Former Republican Alaska Gov. Sarah Palin has subtly shifted the criteria for her decision of whether to run for president in 2012, giving her more wiggle room to enter the race. “In October, she told ‘Entertainment Tonight’ that she would only run if the field were missing a candidate who had ‘common sense’ and ‘pro-Constitution passion,’” The Hill reports
“It there was such a candidate, Palin would opt out of a race and be ‘their biggest supporter and biggest help-mate.’ That answer boxed Palin in considerably, because the field will likely include at least a few candidates who fit those criteria.”
But last month, Palin adjusted her thinking. In an interview with Fox News, she reiterated that she wants to see if there are other conservative candidates who will enter the race before making her decision. And then she added this little requirement: Those candidates must have a good chance to win. “I’m certainly going to take a good lay-of-the-land look and see if there are others out there who are electable,” she said.
Palin repeated that point to Barbara Walters on ABC last week. “I would run if I believe that other candidates willing to put themselves forward in the name of public service — if they don’t have a shot at winning, I would offer myself up.”
Meanwhile, the segment of the country that Palin respects least, Washington, D.C. elites, continues to be the one that supports her least.

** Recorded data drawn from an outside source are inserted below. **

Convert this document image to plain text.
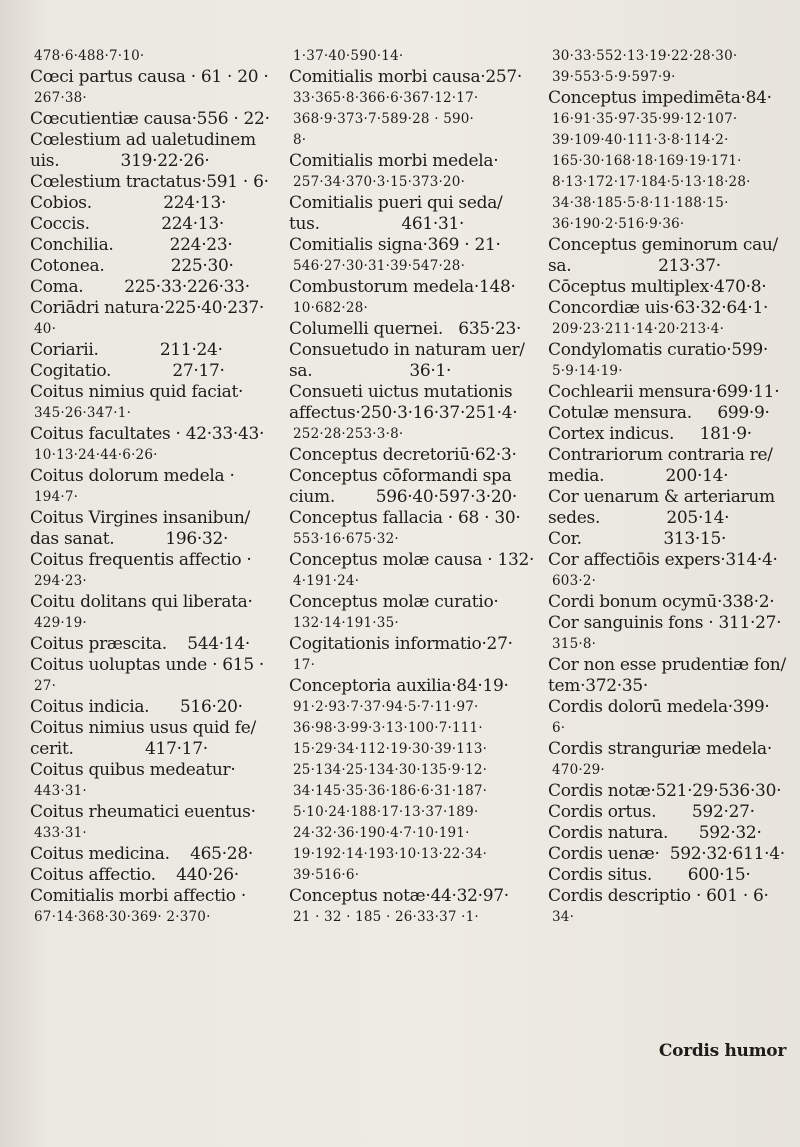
478·6·488·7·10·
Cœci partus causa · 61 · 20 ·
267·38·
Cœcutientiæ causa·556 · 22·
Cœlestium ad ualetudinem
uis.            319·22·26·
Cœlestium tractatus·591 · 6·
Cobios.              224·13·
Coccis.              224·13·
Conchilia.           224·23·
Cotonea.             225·30·
Coma.        225·33·226·33·
Coriādri natura·225·40·237·
40·
Coriarii.            211·24·
Cogitatio.            27·17·
Coitus nimius quid faciat·
345·26·347·1·
Coitus facultates · 42·33·43·
10·13·24·44·6·26·
Coitus dolorum medela ·
194·7·
Coitus Virgines insanibun/
das sanat.          196·32·
Coitus frequentis affectio ·
294·23·
Coitu dolitans qui liberata·
429·19·
Coitus præscita.    544·14·
Coitus uoluptas unde · 615 ·
27·
Coitus indicia.      516·20·
Coitus nimius usus quid fe/
cerit.              417·17·
Coitus quibus medeatur·
443·31·
Coitus rheumatici euentus·
433·31·
Coitus medicina.    465·28·
Coitus affectio.    440·26·
Comitialis morbi affectio ·
67·14·368·30·369· 2·370·
1·37·40·590·14·
Comitialis morbi causa·257·
33·365·8·366·6·367·12·17·
368·9·373·7·589·28 · 590·
8·
Comitialis morbi medela·
257·34·370·3·15·373·20·
Comitialis pueri qui seda/
tus.                461·31·
Comitialis signa·369 · 21·
546·27·30·31·39·547·28·
Combustorum medela·148·
10·682·28·
Columelli quernei.   635·23·
Consuetudo in naturam uer/
sa.                   36·1·
Consueti uictus mutationis
affectus·250·3·16·37·251·4·
252·28·253·3·8·
Conceptus decretoriū·62·3·
Conceptus cōformandi spa
cium.        596·40·597·3·20·
Conceptus fallacia · 68 · 30·
553·16·675·32·
Conceptus molæ causa · 132·
4·191·24·
Conceptus molæ curatio·
132·14·191·35·
Cogitationis informatio·27·
17·
Conceptoria auxilia·84·19·
91·2·93·7·37·94·5·7·11·97·
36·98·3·99·3·13·100·7·111·
15·29·34·112·19·30·39·113·
25·134·25·134·30·135·9·12·
34·145·35·36·186·6·31·187·
5·10·24·188·17·13·37·189·
24·32·36·190·4·7·10·191·
19·192·14·193·10·13·22·34·
39·516·6·
Conceptus notæ·44·32·97·
21 · 32 · 185 · 26·33·37 ·1·
30·33·552·13·19·22·28·30·
39·553·5·9·597·9·
Conceptus impedimēta·84·
16·91·35·97·35·99·12·107·
39·109·40·111·3·8·114·2·
165·30·168·18·169·19·171·
8·13·172·17·184·5·13·18·28·
34·38·185·5·8·11·188·15·
36·190·2·516·9·36·
Conceptus geminorum cau/
sa.                 213·37·
Cōceptus multiplex·470·8·
Concordiæ uis·63·32·64·1·
209·23·211·14·20·213·4·
Condylomatis curatio·599·
5·9·14·19·
Cochlearii mensura·699·11·
Cotulæ mensura.     699·9·
Cortex indicus.     181·9·
Contrariorum contraria re/
media.            200·14·
Cor uenarum & arteriarum
sedes.             205·14·
Cor.                313·15·
Cor affectiōis expers·314·4·
603·2·
Cordi bonum ocymū·338·2·
Cor sanguinis fons · 311·27·
315·8·
Cor non esse prudentiæ fon/
tem·372·35·
Cordis dolorū medela·399·
6·
Cordis stranguriæ medela·
470·29·
Cordis notæ·521·29·536·30·
Cordis ortus.       592·27·
Cordis natura.      592·32·
Cordis uenæ·  592·32·611·4·
Cordis situs.       600·15·
Cordis descriptio · 601 · 6·
34·
Cordis humor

A new Politico poll shows that just 11 percent of the capital’s elites believe Palin is qualified to be president. That compares with 23 percent for the country as a whole.

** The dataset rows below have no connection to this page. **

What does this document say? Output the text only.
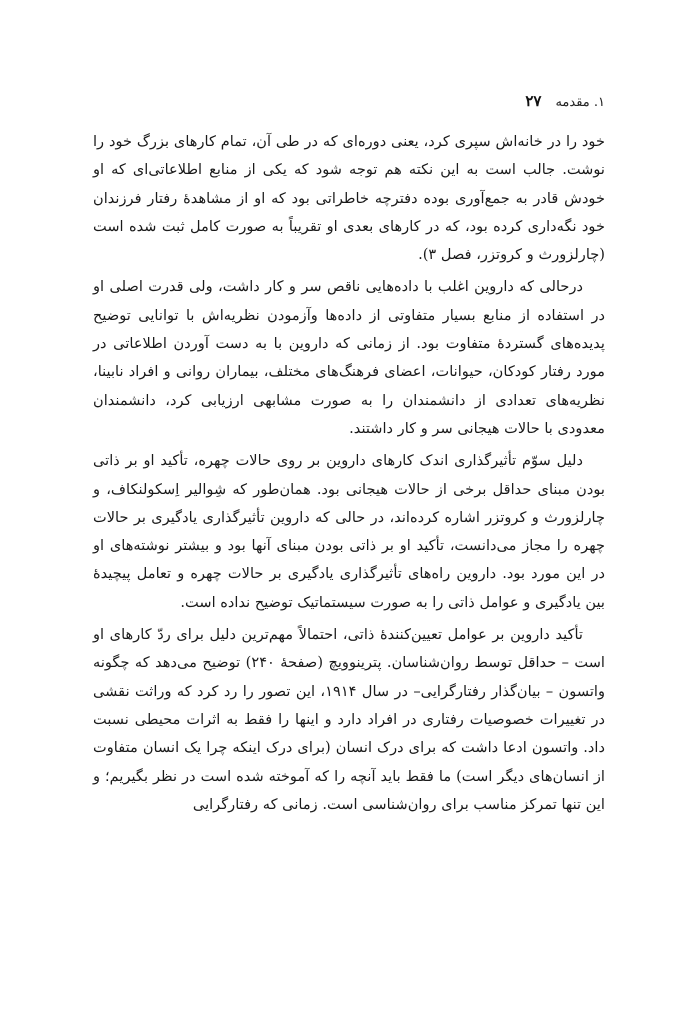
۱. مقدمه
۲۷

خود را در خانه‌اش سپری کرد، یعنی دوره‌ای که در طی آن، تمام کارهای بزرگ خود را نوشت. جالب است به این نکته هم توجه شود که یکی از منابع اطلاعاتی‌ای که او خودش قادر به جمع‌آوری بوده دفترچه خاطراتی بود که او از مشاهدۀ رفتار فرزندان خود نگه‌داری کرده بود، که در کارهای بعدی او تقریباً به صورت کامل ثبت شده است (چارلزورث و کروتزر، فصل ۳).

درحالی که داروین اغلب با داده‌هایی ناقص سر و کار داشت، ولی قدرت اصلی او در استفاده از منابع بسیار متفاوتی از داده‌ها وآزمودن نظریه‌اش با توانایی توضیح پدیده‌های گستردۀ متفاوت بود. از زمانی که داروین با به دست آوردن اطلاعاتی در مورد رفتار کودکان، حیوانات، اعضای فرهنگ‌های مختلف، بیماران روانی و افراد نابینا، نظریه‌های تعدادی از دانشمندان را به صورت مشابهی ارزیابی کرد، دانشمندان معدودی با حالات هیجانی سر و کار داشتند.

دلیل سوّم تأثیرگذاری اندک کارهای داروین بر روی حالات چهره، تأکید او بر ذاتی بودن مبنای حداقل برخی از حالات هیجانی بود. همان‌طور که شِوالیر اِسکولنکاف، و چارلزورث و کروتزر اشاره کرده‌اند، در حالی که داروین تأثیرگذاری یادگیری بر حالات چهره را مجاز می‌دانست، تأکید او بر ذاتی بودن مبنای آنها بود و بیشتر نوشته‌های او در این مورد بود. داروین راه‌های تأثیرگذاری یادگیری بر حالات چهره و تعامل پیچیدۀ بین یادگیری و عوامل ذاتی را به صورت سیستماتیک توضیح نداده است.

تأکید داروین بر عوامل تعیین‌کنندۀ ذاتی، احتمالاً مهم‌ترین دلیل برای ردّ کارهای او است – حداقل توسط روان‌شناسان. پترینوویچ (صفحۀ ۲۴۰) توضیح می‌دهد که چگونه واتسون – بیان‌گذار رفتارگرایی– در سال ۱۹۱۴، این تصور را رد کرد که وراثت نقشی در تغییرات خصوصیات رفتاری در افراد دارد و اینها را فقط به اثرات محیطی نسبت داد. واتسون ادعا داشت که برای درک انسان (برای درک اینکه چرا یک انسان متفاوت از انسان‌های دیگر است) ما فقط باید آنچه را که آموخته شده است در نظر بگیریم؛ و این تنها تمرکز مناسب برای روان‌شناسی است. زمانی که رفتارگرایی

“Palin is a populist-oriented phenomenon drawn heavily from lower middle-class voters, but she also deliberately comes off as anti-intellectual and anti-Washington, so it is no surprise she does not play in the Beltway,” says Mark Penn, CEO of the polling firm Penn Schoen Berland, which conducted the survey. “Elites almost everywhere are turned off by her and some of the very things she does that attract her core support.”